B. LA LUTTE CONTRE L'IMMIGRATION IRRÉGULIÈRE : UNE HAUSSE DES DÉPENSES NÉCESSAIRE MAIS INSUFFISANTE SUR UNE ACTION EN TENSION

L'action 03 du programme 303 relative à la lutte contre l'immigration irrégulière finance trois principaux postes :

- les dépenses de fonctionnement des centres et locaux de rétention administrative et zones d'attente ;

- les frais d'éloignement des migrants en situation irrégulière ;

- diverses subventions aux associations chargées du suivi sanitaire, social et juridique des étrangers retenus .

Elle voit ses crédits augmenter de 15,95 % en AE et de 4,05 % en CP. Cette évolution s'explique particulièrement par une forte hausse de l'investissement en AE dans le parc immobilier de centres de rétention administrative (CRA).

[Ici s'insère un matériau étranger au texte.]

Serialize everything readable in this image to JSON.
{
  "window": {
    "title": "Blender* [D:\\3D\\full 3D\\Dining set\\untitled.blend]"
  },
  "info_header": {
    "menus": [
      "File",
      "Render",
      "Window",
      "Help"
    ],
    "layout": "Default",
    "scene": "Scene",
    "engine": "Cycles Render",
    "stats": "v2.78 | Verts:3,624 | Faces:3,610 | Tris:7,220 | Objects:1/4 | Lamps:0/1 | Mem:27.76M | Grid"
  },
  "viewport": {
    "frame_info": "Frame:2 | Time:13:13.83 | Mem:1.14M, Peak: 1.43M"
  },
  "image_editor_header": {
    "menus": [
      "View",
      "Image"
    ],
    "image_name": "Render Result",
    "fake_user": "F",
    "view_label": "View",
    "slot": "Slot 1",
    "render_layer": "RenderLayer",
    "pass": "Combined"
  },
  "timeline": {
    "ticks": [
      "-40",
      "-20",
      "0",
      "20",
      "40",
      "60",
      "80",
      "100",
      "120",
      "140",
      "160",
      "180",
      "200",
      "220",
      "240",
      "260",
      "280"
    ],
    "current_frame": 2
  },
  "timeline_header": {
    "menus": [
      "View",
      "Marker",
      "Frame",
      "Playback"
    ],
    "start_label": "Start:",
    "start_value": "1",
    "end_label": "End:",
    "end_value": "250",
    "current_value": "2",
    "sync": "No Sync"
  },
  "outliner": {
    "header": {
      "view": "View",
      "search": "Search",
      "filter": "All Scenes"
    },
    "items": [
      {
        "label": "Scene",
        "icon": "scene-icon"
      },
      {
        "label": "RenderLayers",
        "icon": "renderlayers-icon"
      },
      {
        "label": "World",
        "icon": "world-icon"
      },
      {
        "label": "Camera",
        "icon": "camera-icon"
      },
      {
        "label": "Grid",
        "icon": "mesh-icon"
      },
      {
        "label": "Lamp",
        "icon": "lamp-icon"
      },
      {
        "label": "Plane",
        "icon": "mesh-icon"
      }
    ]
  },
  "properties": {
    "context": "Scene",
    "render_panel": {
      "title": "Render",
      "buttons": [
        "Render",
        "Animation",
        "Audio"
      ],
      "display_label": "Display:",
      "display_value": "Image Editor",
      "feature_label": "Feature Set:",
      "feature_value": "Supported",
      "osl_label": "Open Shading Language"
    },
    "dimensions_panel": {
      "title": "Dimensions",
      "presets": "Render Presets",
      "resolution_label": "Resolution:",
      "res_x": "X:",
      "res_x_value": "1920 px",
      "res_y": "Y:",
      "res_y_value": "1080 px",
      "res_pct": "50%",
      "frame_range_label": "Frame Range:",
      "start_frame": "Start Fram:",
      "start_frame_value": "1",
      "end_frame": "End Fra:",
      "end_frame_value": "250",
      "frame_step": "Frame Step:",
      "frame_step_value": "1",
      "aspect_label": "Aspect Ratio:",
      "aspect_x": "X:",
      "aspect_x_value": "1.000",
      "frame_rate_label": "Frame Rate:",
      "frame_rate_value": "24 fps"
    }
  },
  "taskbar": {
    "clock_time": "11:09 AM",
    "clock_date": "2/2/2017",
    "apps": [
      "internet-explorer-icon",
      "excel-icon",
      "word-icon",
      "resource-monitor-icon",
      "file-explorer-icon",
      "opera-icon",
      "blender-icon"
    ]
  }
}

1. Un développement du parc d'hébergement en CRA ralenti mais bénéficiant d'un investissement important

Le parc d'hébergement en CRA (centre de rétention administrative) fait face à une hausse constante des besoins. Ces structures logent les étrangers ayant fait l'objet d'une décision d'éloignement du territoire, dans l'attente de son exécution. Elles concourent à la bonne poursuite de la lutte contre l'immigration irrégulière, dans un contexte de hausse constante des flux migratoires vers la France. La loi du 18 septembre 2018, qui introduit un allongement de la durée de rétention administrative (de 45 à 90 jours) est venue également aggraver les tensions sur un parc immobilier déjà proche de la saturation.

En 2021, les crédits demandés au titre de l'investissement immobilier dans le parc d'hébergement des CRA atteignent 21,4 millions d'euros en CP, et 22,5 millions d'euros en AE. Ils traduisent donc une hausse importante de l'investissement par rapport au budget 2020, où les AE atteignaient 6,2 millions d'euros, et les CP 20,7 millions d'euros.

La dynamique de création de places ralentit en 2019. Entre début 2019 et début 2020, la capacité d'accueil en rétention a été portée de 1 814 à 1 891 places, soit une hausse de 77 places , contre 271 places supplémentaires l'année précédente. Le développement constaté en 2019 se fait au bénéfice du parc d'hébergement de métropole, qui atteint 1 664 places. Le nombre de places en outre-mer reste inchangé, soit 277 places. Au 30 juin 2020, le parc des centres de rétention administrative (CRA) est constitué de 25 centres dont 21 en métropole et 4 en outre-mer. L'augmentation du nombre de places depuis 2017 est donc de 35 %.

En 2020, seules 61 places sur les 91 nouvelles prévues seront ouvertes en raison de la crise sanitaire. La crise sanitaire a stoppé l'avancée des opérations immobilières : ainsi, la livraison de l'extension du CRA de Lille est repoussée à mars 2021. La livraison du CRA de Coquelles est toujours prévue au second semestre 2020.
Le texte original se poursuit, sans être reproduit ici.